The VMSR program lets the manufacturers submit separate summary reports for each unique combination of the device model, brand name, device model, and problem code(s).
Every summary report is made available to the public in the MAUDE. It is mandatory to submit individual reports of death or serious injury events continue to be required, under sections 803.50 and 803.52, or 803.53, as applicable.
How to report Medical Devices licenced as biological products?
CBER (Centre for Biologics Evaluation and Research) is designated the lead centre in the FDA for regulating in vitro diagnostic (IVD) medical devices intended for screening or confirmatory clinical laboratory testing associated with blood banking practices and other process testing procedures.

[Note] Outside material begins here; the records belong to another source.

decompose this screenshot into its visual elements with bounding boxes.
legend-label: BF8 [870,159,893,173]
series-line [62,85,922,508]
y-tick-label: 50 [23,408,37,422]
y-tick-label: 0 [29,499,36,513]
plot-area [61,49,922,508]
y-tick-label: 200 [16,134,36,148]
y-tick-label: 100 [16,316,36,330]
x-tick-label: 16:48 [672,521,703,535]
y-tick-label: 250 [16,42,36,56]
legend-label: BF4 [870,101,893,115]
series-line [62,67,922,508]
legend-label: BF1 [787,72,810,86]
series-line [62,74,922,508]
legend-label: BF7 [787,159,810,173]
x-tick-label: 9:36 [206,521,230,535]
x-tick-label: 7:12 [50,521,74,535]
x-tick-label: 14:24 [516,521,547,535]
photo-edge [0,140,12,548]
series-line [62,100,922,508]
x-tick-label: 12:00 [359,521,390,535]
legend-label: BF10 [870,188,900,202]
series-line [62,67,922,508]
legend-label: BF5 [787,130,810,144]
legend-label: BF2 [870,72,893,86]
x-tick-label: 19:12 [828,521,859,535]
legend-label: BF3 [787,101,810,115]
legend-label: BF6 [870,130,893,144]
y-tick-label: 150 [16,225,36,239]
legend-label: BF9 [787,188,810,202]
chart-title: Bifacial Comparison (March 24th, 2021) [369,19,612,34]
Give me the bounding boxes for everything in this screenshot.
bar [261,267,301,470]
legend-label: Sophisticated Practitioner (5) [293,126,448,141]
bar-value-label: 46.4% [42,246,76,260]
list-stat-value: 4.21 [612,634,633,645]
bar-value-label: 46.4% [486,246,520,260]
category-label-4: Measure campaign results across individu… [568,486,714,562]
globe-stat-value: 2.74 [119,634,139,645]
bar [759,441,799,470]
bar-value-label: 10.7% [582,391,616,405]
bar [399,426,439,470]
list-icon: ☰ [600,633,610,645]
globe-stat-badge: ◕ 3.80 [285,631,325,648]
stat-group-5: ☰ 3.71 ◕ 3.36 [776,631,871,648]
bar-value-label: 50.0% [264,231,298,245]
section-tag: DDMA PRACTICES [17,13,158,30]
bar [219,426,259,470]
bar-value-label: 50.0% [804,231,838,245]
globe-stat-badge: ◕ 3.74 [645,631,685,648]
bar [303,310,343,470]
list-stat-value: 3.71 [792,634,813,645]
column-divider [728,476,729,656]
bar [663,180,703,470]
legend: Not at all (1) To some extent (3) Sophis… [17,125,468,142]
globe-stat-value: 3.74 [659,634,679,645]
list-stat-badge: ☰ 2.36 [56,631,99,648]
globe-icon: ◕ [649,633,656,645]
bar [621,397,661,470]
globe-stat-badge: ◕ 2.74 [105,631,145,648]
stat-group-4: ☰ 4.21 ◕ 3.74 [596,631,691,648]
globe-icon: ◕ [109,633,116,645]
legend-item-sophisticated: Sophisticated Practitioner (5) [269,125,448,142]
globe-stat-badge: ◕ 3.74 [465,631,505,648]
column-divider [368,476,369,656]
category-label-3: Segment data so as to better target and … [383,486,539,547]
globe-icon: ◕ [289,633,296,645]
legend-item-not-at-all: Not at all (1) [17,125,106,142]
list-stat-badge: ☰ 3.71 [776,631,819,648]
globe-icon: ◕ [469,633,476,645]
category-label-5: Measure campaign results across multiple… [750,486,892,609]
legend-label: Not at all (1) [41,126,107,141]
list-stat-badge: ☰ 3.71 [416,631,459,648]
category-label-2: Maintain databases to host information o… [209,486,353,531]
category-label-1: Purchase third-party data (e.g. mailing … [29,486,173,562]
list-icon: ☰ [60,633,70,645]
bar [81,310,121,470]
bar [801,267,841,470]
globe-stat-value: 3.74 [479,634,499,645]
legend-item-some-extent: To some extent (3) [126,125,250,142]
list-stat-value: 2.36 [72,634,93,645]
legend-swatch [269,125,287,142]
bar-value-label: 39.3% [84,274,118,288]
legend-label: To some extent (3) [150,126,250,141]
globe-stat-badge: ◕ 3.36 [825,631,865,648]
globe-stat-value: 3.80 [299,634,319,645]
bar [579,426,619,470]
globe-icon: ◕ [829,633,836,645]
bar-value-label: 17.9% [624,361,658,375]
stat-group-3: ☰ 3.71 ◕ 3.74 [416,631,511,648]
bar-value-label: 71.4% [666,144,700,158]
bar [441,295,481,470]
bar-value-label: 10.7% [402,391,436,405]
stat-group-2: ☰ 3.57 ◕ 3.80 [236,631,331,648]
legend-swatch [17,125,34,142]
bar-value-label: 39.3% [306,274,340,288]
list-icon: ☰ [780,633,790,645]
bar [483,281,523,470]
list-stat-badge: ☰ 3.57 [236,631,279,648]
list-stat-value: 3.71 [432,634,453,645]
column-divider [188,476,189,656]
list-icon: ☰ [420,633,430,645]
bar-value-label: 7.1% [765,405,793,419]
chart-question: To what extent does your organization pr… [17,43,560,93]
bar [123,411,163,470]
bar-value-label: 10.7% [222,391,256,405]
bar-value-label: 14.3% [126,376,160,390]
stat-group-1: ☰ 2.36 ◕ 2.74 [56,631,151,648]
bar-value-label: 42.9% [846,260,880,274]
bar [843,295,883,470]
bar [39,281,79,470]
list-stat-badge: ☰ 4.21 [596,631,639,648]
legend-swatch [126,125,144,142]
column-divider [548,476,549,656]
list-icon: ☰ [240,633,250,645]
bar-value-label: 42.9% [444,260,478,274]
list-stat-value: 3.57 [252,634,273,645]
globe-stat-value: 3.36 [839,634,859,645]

IVD devices licensed as biological products are also subject to the applicable regulations under 21 CFR Part 803 – Medical Device Reporting.
Where to search for the medical device Reports?
The Manufacturer and User Facility Device Experience database contains mandatory reports filed by manufacturers and importers from August 1996 to the present, all mandatory user facility reports from 1991 to the present, and voluntary reports filed after June 1993.
The MAUDE database houses MDRs submitted to the FDA by mandatory reporters (manufacturers, importers and device user facilities) and voluntary reporters such as health care professionals, patients and consumers.
What are the data that are not required to be presented for routine review?
In accordance with Agency policy (CPG 7151.02), records regarding the results of internal quality audits, management reviews, third-party audits (including ISO audits), or supplier audits are not required to be presented.